Records also show that the FBI agents who interviewed Flynn on Jan. 24 concluded that he did not lie, although Strzok and his lover, FBI lawyer Lisa Page, substantially rewrote the original report in violation of agency protocols.
U.S. Attorney for Connecticut John Durham is reportedly examining the Machiavellian machinations of Comey and his minions in their disgraceful endeavor to destroy Flynn. It seems obvious that his constitutional rights were violated and justice was obstructed. Whether criminal charges will be brought is now up to Barr and Durham.
But Director Wray bears direct responsibility for failing to produce long ago all of this evidence of egregious misconduct. If he did not know about it, as he implausibly claims, then he’s incompetent. More likely, he knew but refused to do what his duty demanded.
In either case, he is not the person who should be leading the FBI. The bureau’s reputation was left in tatters by Comey, and Wray has done little to give Americans any confidence that the FBI can be trusted.

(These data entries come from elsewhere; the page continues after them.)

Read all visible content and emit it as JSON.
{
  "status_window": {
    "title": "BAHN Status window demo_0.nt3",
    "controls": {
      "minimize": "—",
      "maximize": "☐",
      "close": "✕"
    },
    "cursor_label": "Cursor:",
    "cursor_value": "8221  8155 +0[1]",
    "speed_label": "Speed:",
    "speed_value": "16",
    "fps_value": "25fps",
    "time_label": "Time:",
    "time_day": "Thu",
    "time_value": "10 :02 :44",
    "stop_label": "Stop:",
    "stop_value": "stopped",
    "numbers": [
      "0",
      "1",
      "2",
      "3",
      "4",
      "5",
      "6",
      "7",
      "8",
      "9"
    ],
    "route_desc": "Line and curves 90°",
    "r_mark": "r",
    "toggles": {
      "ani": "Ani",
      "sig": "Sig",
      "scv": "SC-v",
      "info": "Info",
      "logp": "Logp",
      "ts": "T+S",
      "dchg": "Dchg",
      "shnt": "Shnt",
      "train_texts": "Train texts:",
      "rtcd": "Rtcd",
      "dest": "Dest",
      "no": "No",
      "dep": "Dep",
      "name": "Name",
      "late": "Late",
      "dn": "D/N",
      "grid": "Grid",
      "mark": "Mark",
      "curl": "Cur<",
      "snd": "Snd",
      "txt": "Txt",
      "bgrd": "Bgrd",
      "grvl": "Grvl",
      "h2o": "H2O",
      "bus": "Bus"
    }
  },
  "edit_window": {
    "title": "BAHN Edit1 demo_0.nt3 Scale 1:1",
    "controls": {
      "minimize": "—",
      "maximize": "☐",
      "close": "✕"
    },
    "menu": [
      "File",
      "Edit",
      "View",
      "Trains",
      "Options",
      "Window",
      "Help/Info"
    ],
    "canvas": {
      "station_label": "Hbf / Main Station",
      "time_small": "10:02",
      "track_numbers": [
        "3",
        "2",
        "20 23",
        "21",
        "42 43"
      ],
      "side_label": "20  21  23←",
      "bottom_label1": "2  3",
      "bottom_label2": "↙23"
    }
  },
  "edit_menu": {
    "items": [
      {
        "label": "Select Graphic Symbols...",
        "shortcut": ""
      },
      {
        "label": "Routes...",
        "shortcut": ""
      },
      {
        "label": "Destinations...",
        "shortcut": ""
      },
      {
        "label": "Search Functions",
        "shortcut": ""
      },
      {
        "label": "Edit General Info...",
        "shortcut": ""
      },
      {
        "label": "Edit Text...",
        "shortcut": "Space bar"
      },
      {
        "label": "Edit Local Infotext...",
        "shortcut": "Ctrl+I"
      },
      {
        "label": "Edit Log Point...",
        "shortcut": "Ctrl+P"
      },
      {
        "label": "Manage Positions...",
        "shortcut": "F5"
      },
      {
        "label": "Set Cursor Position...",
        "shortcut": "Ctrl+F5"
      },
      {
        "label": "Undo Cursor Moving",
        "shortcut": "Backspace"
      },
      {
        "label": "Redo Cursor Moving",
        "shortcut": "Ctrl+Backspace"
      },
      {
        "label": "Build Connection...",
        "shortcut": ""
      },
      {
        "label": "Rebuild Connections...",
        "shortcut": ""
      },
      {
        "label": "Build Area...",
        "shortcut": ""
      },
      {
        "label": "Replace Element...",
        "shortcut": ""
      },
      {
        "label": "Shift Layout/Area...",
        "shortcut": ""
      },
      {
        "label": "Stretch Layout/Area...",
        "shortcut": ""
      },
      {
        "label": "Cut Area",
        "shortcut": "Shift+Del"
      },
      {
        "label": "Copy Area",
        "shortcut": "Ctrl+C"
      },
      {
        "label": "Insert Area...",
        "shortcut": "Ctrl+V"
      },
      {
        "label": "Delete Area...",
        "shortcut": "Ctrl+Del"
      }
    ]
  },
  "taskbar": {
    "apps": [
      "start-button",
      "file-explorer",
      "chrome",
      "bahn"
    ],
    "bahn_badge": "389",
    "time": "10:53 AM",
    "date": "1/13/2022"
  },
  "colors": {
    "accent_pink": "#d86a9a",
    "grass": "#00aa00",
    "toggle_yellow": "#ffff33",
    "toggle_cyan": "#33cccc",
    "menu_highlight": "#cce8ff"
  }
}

Wray’s record on this and other related matters is beyond abysmal. More than two years ago, the House Intelligence Committee under then-Chairman Devin Nunes, R-Calif., requested these documents. So did Sen. Charles Grassley, R-Iowa, when he served as chairman of the Senate Judiciary Committee. They were told that the material did not exist. As Grassley recently noted, this was “obviously not true!”
At every turn, Wray has fought the release of innumerable classified documents that would reveal the plethora of shameless acts committed by the FBI during the Trump-Russia probe.
It was Wray who worked assiduously to prevent the release of the “Nunes Memo” that revealed rampant misdeeds, if not lawlessness, by the FBI. Wray opposed and delayed the damning FISA court opinion that criticized the FBI for deceiving judges in their unlawfully obtained warrants to spy on Trump campaign adviser Carter Page.
Wray also suppressed evidence that the FBI knew ex-British spy Christopher Steele was a charlatan who composed a phony “dossier” of Russian disinformation that served as the premise for the FBI’s investigation of Trump. He went to court to oppose the publication of incriminating records. He all but argued that the bureau is above the law and answerable to no one.
Importantly, where was Wray when the last of the FISA warrants was sought based on representations that he had to have known were untruthful?
Wray has once again proved the adage that the cover-up is worse than the crime. It is clear that his only objective as director of the FBI is to hide evidence of wrongdoing while insisting that the bureau is incapable of lies and fraud. We now know better.
Americans are right to be fearful of the FBI. The agency’s chronic abuses of law and process, together with its thuggish tactics, present a frightening example of how power corrupts.
Director Wray had the opportunity to chart a new course for the FBI in the wake of the unscrupulous and unprincipled James Comey. The vast majority of the honest and honorable agents who populate the bureau deserved a new leader who cares about truth, fairness and justice. They got Christopher Wray instead.
Former House Oversight Committee Chairman Trey Gowdy, R-S.C., was correct when he said on Sunday that America needs “an FBI that we can trust.” Sadly, that will never happen as long as the current director is in charge.
It is time for Wray to go —one way or another.